18 Février 2019

Tunisie: L'étau se resserre - Des chiffres gonflés et non crédibles

D'emblée, notre expert tient un discours rassurant. La Tunisie se porte beaucoup mieux et elle est fin prête à relever le défi mais il a tenu à préciser que le chiffre de 3000 combattants se trouvant dans les zones de conflit est en quelque sorte exagéré. Nul service d'intelligence étranger ou nulle institution ne pourra donner des statistiques exactes.
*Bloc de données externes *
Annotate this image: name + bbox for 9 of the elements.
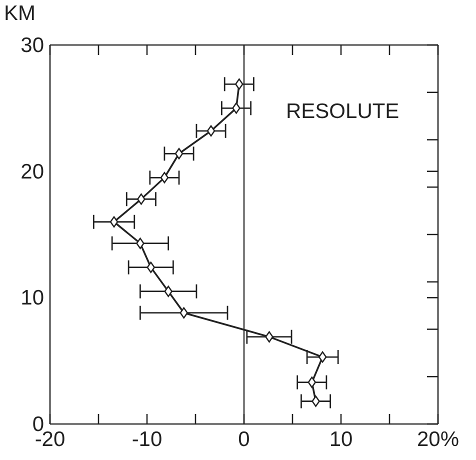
x-tick-label: -10 — [132, 428, 162, 451]
y-tick-label: 30 — [20, 34, 44, 57]
y-axis-title: KM — [4, 2, 36, 26]
x-tick-label: 20% — [416, 428, 460, 451]
x-tick-label: 10 — [329, 428, 353, 451]
y-tick-label: 10 — [20, 286, 44, 310]
y-tick-label: 20 — [20, 160, 44, 184]
annotation: RESOLUTE — [286, 100, 400, 124]
x-tick-label: 0 — [238, 428, 250, 451]
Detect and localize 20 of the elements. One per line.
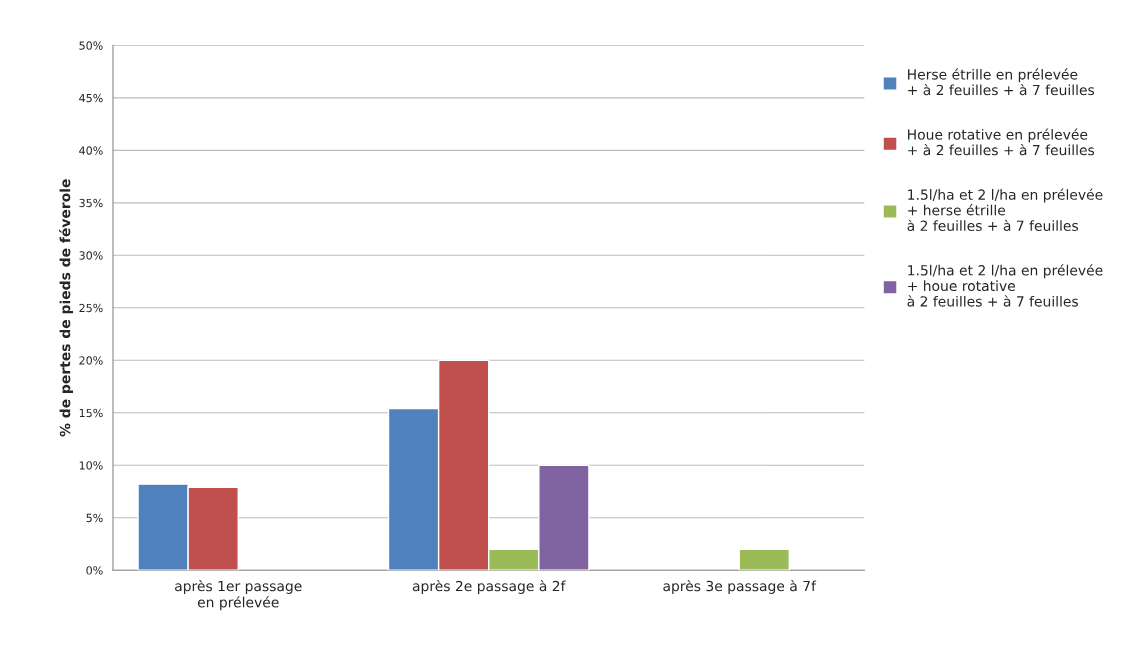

Selon certains renseignements collectés par nos services, plus de 1500 terroristes ont déjà trouvé la mort dans les zones de conflit, surtout en Syrie et en Libye, mais il est toujours difficile d'apporter les preuves tangibles attestant leur mort.

Le nombre des terroristes qui sont déjà rentrés des zones de conflit est estimé à 800 personnes parmi lesquelles certains ont été arrêtés et transférés à la justice. Notre expert nous explique qu'il arrive que des éléments terroristes soient libérés par la justice après leur transfert à la justice à défaut de preuves les inculpant, mais d'autres mesures sécuritaires préventives sont prises à leur encontre en application de l'état d'urgence, comme l'assignation à résidence pour ceux qu'on appelle communément les « Foreign terrorist fighters, FTF». D'autres mesures spéciales, qui entrent dans le cadre du secret professionnel, sont prises contre ces personnes qui demeurent potentiellement dangereuses.

A cet effet, notre expert a mis en exergue la barrière de protection le long de nos frontières qui est destinée à bloquer les éléments terroristes qui veulent s'introduire sur le sol tunisien et le système d'identification par empreintes digitales qui contribuent à l'identification des personnes qui tentent d'entrer illicitement par le biais de documents falsifiés.

L'extradition des terroristes vers la Tunisie

La collaboration avec les services sécuritaires étrangers qui va crescendo ces dernières années ainsi que les conventions bilatérales sécuritaires ont permis l'accélération et l'extradition de plusieurs éléments terroristes. Tout le monde veut aujourd'hui s'en débarrasser. Du Niger, au Soudan, en passant par la Syrie et la Libye, l'extradition des terroristes tunisiens est assurée par Interpol. A titre d'exemple, on citera le nom de Moez Fezzani livré par Interpol à la Tunisie et quatre autres dangereux terroristes qui ont été extradés de Syrie vers notre pays et ont été arrêtés à leur arrivée.

60% des terroristes qui sont rentrés en Tunisie étaient en Syrie, 30% en Libye et les autres viennent d'autres pays, selon notre expert.

Qui parle de retour massif

Le retour massif un canular ? Oui cela pourrait être le cas. Quand on est expert en matière de lutte antiterroriste, on garde les pieds sur terre et on ne cherche pas le côté sensationnel des faits. Rien ne confirme cette thèse en dépit de la cinglante défaite du groupe terroriste Daech. Pour le retour des terroristes, on n'a enregistré que de rares cas. Il y a juste le problème des enfants de retour des foyers de tension et de conflit. Ces derniers sont âgés de 10 ans au plus mais ont été embrigadés et ils évoluent aujourd'hui vers des convictions extrémistes. Ils ont appris aussi à manipuler les armes à feu, d'où le grand travail qui attend nos centres d'assistance sociale et psychologique car en fin de compte, il n'est pas possible de les condamner et les jeter en prison. Ils ont été pris en otage par leurs parents.

Quelle stratégie suivre ?

Notre expert explique qu'il est interdit par la loi de refuser à un Tunisien l'entrée à son pays mais qu'il faudra peut-être penser à une nouvelle loi dans ce sens, une loi qui donne la possibilité de déchoir les terroristes de la nationalité tunisienne ou organiser un référendum pour permettre la prise de cette mesure.

L'approche de la lutte antiterroriste n'est pas seulement sécuritaire mais elle est multidimensionnelle et s'instaure dans le cadre de la stratégie nationale de lutte contre l'extrémisme et le terrorisme, tient à souligner notre expert à la fin. Une stratégie qui se fonde sur quatre piliers fondamentaux, à savoir la prévention pour lutter contre la radicalisation et le recrutement, la protection, la poursuite et la réponse aux attentats. Mais il faut se mettre dans l'esprit que le risque zéro n'existe pas et qu'aucune stratégie n'a réussi à éradiquer totalement l'hydre du terrorisme. Toutefois, toute ingérence dans cette lutte pour des calculs partisans ne fera que saper les efforts de la lutte, tout comme il faut bien tirer les leçons du passé et des premières années qui ont suivi la révolution.